Depuis le début de l’année, 25 moutons et 4 jeunes bovins ont déjà été tués par des loups. Et la pression ne cesse d’augmenter. En 2022, on a recensé 26 grands prédateurs, avec deux meutes, celle du Marchairuz et celle du Risoud. Vont s’y ajouter les louveteaux de l’année (la croissance du loup est de 30% en Suisse), dont on ne connait pas encore ni les lieux de mise-bas, ni leur nombre.
Les bovins pour proies
C’est en 2007 que la présence d’un premier loup a été confirmée dans le canton de Vaud, après 152 ans d’absence. Et les prédations dépassent rapidement celles qui étaient craintes, puisque ce canidé, connu pour s’attaquer aux moutons, s’en prend aux bovins et s’adapte au fait que 95% des animaux qui pâturent dans le Jura vaudois sont de cette famille.
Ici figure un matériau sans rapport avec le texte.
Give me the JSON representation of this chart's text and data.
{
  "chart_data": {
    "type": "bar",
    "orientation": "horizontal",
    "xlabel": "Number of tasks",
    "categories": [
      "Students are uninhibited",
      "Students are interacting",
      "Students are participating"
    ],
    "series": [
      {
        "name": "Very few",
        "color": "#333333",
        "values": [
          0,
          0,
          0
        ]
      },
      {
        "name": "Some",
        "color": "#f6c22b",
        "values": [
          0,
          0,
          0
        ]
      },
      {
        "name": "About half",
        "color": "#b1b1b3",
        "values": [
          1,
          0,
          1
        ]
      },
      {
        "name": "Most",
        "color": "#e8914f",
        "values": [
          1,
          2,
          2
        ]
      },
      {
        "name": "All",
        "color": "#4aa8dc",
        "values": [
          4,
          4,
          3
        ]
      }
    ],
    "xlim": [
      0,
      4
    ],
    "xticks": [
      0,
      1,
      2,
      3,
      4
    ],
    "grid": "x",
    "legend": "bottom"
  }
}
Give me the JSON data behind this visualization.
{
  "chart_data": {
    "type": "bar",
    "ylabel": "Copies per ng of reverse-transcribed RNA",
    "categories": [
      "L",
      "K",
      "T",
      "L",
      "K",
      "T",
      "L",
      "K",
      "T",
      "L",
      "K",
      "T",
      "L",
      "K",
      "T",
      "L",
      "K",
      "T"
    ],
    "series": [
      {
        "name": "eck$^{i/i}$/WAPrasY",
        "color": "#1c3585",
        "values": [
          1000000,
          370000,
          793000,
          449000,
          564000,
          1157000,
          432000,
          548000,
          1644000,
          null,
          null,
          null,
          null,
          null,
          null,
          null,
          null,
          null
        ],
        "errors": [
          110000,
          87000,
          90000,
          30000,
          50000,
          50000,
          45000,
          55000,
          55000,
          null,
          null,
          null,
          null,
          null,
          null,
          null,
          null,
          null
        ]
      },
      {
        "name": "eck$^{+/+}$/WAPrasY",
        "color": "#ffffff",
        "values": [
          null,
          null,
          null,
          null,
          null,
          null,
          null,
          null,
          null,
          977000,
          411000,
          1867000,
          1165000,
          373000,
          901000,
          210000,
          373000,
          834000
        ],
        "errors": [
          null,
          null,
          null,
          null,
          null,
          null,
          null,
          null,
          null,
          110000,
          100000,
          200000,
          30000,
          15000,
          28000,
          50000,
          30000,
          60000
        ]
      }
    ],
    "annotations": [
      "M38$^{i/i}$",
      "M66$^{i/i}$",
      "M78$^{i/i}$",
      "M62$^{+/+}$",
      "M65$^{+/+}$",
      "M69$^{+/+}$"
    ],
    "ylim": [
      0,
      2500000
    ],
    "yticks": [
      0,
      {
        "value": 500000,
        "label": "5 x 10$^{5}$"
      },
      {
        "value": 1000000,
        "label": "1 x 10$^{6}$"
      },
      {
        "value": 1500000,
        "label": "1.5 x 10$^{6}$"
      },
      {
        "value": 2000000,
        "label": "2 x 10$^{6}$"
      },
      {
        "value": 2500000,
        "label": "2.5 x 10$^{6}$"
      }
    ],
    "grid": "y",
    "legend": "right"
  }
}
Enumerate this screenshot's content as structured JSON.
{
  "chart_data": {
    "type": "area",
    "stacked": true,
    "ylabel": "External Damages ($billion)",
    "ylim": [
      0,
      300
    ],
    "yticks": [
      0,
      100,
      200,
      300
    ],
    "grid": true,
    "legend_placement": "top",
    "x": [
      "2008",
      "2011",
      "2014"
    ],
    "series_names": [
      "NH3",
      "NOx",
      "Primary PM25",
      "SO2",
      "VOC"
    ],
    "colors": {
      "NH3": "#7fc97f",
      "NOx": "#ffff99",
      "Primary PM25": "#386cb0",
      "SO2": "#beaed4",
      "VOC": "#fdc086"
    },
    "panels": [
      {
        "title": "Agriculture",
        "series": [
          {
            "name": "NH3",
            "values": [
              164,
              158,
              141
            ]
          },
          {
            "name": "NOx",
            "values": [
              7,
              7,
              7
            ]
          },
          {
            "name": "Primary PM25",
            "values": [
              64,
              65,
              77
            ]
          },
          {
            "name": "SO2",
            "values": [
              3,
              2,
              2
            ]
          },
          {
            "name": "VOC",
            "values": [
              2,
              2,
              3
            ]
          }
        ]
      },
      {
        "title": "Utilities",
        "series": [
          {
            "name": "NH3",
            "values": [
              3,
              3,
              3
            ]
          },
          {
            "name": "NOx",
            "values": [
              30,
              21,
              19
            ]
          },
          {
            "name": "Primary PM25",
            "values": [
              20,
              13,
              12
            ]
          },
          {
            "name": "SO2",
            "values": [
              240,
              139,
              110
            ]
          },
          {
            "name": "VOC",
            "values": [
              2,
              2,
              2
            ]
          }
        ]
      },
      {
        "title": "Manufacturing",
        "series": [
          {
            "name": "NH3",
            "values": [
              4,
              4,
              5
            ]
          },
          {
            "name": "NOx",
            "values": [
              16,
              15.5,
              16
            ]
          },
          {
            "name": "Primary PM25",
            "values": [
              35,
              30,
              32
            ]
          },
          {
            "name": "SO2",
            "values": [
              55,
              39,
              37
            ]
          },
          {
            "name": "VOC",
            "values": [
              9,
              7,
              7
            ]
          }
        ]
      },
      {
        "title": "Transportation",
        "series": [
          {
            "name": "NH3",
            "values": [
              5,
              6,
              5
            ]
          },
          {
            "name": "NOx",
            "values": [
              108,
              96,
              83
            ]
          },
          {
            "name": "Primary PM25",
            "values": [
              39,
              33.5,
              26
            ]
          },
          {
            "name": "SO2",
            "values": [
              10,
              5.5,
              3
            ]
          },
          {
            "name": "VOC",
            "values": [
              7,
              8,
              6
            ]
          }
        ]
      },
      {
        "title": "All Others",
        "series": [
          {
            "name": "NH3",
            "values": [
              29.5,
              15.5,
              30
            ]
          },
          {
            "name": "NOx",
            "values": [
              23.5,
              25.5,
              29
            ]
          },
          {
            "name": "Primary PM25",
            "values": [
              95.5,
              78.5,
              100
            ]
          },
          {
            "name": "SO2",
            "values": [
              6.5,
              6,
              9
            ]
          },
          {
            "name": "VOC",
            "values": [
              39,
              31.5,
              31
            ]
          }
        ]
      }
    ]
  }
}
Les problèmes débutent réellement suite à l’installation d’un couple en 2019 dans la région. Ils donnent naissance l’année suivante à des louveteaux. Une première attaque sur un bovin est constatée fin 2020. L’année d’après, 21 veaux et jeunes bovins sont tués par des loups.
Les chiffres continuent de gonfler : en 2022, 69 animaux de rente ont été tué, dont 26 bovins.
S’ajoute au tableau, le fait que le loup ne se cantonne plus aux montagnes jurassiennes. Plusieurs individus ont été observés en plaine depuis novembre de l’année dernière. Certains ont même croqué des moutons à Longirod et Gimel.
Une nouvelle étape est encore franchie, en mars 2023, puisque deux canidés sauvages, au moins, se sont introduits dans des fermes, à Yens et Saint-Livre.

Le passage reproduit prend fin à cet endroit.